You need that extra something to commit mass murder. Stephen Paddock had it. I don’t think I do. There’s only one person I ever think about killing and that’s the ugly fucker in the mirror on the other side of the bar.

And there’s the abyss I was talking about. I need to back away and shift my focus to those I hate even worse. There was the CBS attorney who said the victims deserved what they got because they were country-music fans and therefore likely Republicans. Then there was the owner of a vegan food truck in Pennsylvania who cheered for the animal lives saved by the death of all these meat eaters.
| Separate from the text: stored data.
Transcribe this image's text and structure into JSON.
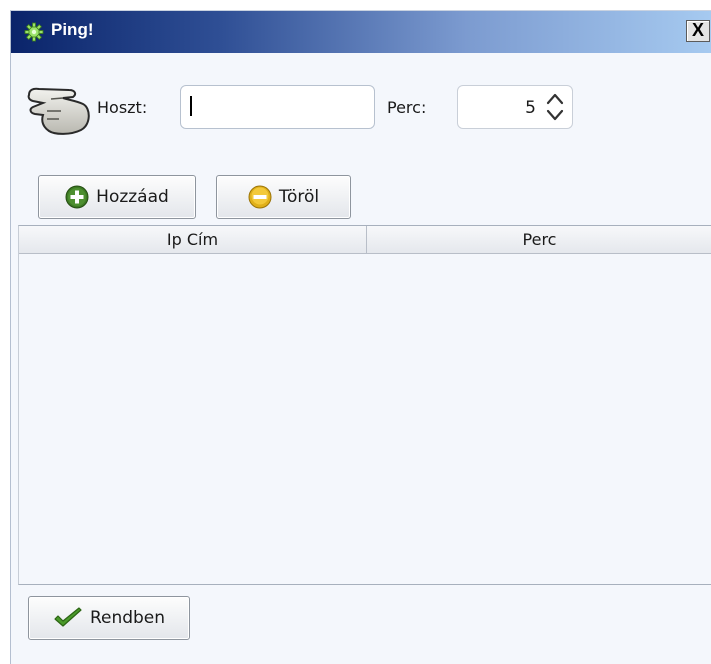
{
  "window": {
    "title": "Ping!",
    "close_label": "X"
  },
  "form": {
    "host_label": "Hoszt:",
    "host_value": "",
    "minutes_label": "Perc:",
    "minutes_value": "5"
  },
  "toolbar": {
    "add_label": "Hozzáad",
    "remove_label": "Töröl"
  },
  "table": {
    "columns": [
      "Ip Cím",
      "Perc"
    ],
    "rows": []
  },
  "footer": {
    "ok_label": "Rendben"
  },
  "colors": {
    "titlebar_start": "#0a246a",
    "titlebar_end": "#a6caf0",
    "add_icon": "#3d7a24",
    "remove_icon": "#e0b01a",
    "check_icon": "#4a9a2a"
  },
  "icons": {
    "title": "gear-icon",
    "hand": "pointing-hand-icon",
    "add": "plus-circle-icon",
    "remove": "minus-circle-icon",
    "ok": "checkmark-icon"
  }
}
These are not the people I hate. Sure they’re assholes, but they are up front about it. No, the ones I truly despise are the ones who chant their “freedom of speech does not mean freedom from consequences” mantra and set out to get those who offended them publicly shamed then deprived of their livelihoods. You are not doing me any favors. I like it when people say offensive things. I enjoy the freedom to say “What an asshole” when the situation merits it. You rob me of that freedom with your need to enforce civility through any cowardly means available.

I’m not against your right to criticize. Criticize away. Denounce. Wave your arms and pitch a hissy. Just don’t stifle people and then pat yourself on the back for being such a wonderful person. People on both the left and the right do this and I gave nothing but contempt for the lot of you.

And yes, I like to be offensive as well.  It’s how I process human tragedy. It’s also a lot of fun. People are caricatures to me.

Sitting at the bar, I have nary a twinge of guilt as I muse about that procrastinating murder victim James Brady and his devoted wife Sarah, who took care of him for all those years. She had to get sick of his shit once in a while.

Picture if you will, James Brady sitting on the floor in his diaper eating tapioca pudding with a plastic spoon. To minimize the mess on his shirt, he is wearing a bib with “BRADY BILL” emblazoned above a picture of his face with a duck bill. Enter wifey Sarah with a strap on and she mounts his forehead and starts fucking his Hinckley hole for all its worth, Old Puddinhead wet burping his meal rhythmically with the thrusting.

The bartender sees my head tilt slightly and a smile spread slowly across my lips. She asks me if I need another drink. I tell her I’m good and gather my stuff to leave. I don’t share my anecdote. I doubt she’d appreciate it and it’s her bar, in reality if not by ownership. She needs to come here to earn a living.

You, on the other hand, get on the interwebs in large part for the same reason I go a bar, to amuse yourselves. Do keep that in mind when you have the urge to turn into a self-righteous piece of shit.